Jill Marie Jones has come a long way from her role as Toni Childs, the fashionable, bougie, and fun-loving character on the UPN sitcom, Girlfriends. In her exciting new role she plays Amanda Fisher, a no-nonsense detective on the Starz original series, Ash vs Evil Dead. She’s investigating weird occurrences in a small Michigan town, fighting demonic creatures, amidst blood, guts, and gore, and oh yes, she’s does 92% of her own stunts.
What’s even more commendable is that Jones has received a second breakout role in Hollywood—something that’s very rare in the TV and Film industry. “Girlfriends opened the door of comedy for me,” said Jones. “And now Ash has shown me that I love action. After filming Ash in New Zealand, I returned to the U.S. with a mass of bruises all over my body. I’ve shown my bruises off like a badge of honor. I loved every minute of it.”
With a slew of other notable TV series and films under her belt, the Texas-born actress is sending a clear message—she’s a Hollywood mainstay who brings much more than beauty on set. Black Enterprise caught up with Jones to learn more about her new role, lessons from Girlfriends, and her best advice to aspiring actresses.
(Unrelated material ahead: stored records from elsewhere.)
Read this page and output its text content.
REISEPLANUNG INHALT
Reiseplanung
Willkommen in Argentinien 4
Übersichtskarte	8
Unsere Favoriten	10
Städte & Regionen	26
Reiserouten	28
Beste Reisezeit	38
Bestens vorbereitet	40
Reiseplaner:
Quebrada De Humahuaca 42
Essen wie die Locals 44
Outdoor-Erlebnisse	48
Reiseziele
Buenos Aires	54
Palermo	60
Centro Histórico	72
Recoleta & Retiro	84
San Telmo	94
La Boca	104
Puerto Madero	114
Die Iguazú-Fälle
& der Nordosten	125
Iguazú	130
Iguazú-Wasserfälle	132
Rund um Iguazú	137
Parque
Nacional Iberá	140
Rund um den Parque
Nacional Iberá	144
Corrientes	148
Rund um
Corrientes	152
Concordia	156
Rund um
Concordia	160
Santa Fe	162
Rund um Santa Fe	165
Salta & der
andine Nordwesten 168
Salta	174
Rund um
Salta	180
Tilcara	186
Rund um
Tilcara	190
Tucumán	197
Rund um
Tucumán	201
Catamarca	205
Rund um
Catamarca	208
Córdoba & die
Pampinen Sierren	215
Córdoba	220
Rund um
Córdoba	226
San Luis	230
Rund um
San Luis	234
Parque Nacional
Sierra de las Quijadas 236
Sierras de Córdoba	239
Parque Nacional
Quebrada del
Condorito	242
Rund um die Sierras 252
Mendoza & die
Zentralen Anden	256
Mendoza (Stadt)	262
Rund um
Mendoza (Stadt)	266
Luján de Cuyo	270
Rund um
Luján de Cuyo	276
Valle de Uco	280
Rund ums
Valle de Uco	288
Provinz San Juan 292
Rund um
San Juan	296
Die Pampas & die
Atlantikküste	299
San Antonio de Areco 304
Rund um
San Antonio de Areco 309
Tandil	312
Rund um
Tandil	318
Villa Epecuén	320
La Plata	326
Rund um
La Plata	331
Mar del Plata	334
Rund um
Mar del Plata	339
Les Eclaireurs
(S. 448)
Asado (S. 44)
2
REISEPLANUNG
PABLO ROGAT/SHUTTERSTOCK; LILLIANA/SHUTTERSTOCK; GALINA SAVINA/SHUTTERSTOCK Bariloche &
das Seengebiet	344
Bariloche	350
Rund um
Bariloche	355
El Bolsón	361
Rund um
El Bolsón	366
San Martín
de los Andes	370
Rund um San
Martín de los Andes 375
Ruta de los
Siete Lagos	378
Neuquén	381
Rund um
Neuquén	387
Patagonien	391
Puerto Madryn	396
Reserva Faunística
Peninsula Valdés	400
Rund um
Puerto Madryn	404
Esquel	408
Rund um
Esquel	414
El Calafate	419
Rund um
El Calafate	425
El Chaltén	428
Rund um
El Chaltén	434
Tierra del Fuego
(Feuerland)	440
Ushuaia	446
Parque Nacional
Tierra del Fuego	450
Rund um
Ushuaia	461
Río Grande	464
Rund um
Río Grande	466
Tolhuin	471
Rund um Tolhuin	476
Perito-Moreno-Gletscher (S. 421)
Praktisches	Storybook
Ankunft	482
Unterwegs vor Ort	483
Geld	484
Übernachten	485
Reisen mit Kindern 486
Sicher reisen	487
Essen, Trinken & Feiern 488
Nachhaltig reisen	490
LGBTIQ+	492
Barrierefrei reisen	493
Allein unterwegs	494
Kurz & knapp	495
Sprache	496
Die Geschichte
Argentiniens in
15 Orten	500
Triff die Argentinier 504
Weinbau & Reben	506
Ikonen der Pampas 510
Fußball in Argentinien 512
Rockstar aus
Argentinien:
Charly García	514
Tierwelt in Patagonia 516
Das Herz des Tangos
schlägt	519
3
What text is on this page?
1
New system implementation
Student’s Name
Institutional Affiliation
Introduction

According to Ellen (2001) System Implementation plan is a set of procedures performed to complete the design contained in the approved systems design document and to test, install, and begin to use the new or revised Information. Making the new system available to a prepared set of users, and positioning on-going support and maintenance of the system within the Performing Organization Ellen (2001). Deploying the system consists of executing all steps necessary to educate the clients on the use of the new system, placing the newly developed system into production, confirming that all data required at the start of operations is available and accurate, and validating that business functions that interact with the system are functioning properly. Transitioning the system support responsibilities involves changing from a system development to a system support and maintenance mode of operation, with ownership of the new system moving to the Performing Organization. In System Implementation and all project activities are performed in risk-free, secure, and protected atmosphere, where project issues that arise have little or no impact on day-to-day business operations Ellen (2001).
Black Enterprise.com: As a child, did you dream about becoming an actress?
Jill Marie Jones: No, I don’t remember being a little girl and saying I wanted to be an actress. But my mother wasn’t surprised because of the way I behaved throughout my life. I grew up on NBC soaps, and I do remember being obsessed with Susan Lucci, who played Erica Kane on All My Children. I would watch her and repeat her “lines.” I also loved Diana Ross in Lady Sings the Blues—the film changed my life. She was brown like me, so it was like, “Wow, I can do that, too.” So, no I didn’t have acting as a target but maybe it was already written.
What’s the best career advice you could give to an aspiring actress?
Everybody’s journey is their own. Stay true to who you are. It’s not only about the things you say “yes” to, it’s also about the things you say “no” to.
I hear people say all the time, “I think I want to start acting.” But if it was easy, everyone would be doing it. So study and take a class. You have to know what you want to do in this industry because there are a lot of different avenues you can take. When I came to Los Angeles I was very clear on what I wanted to do and where I wanted to go. I’m very proud to say that I stayed truthfully on my path. A young actor can come here (LA) and just be mind blown. I don’t like the fame. I like being on set; that’s one of the happiest places for me. Someone could say I have to be on set for 18 hours a day and I get excited, like, “What? 18 hours? I’m there!”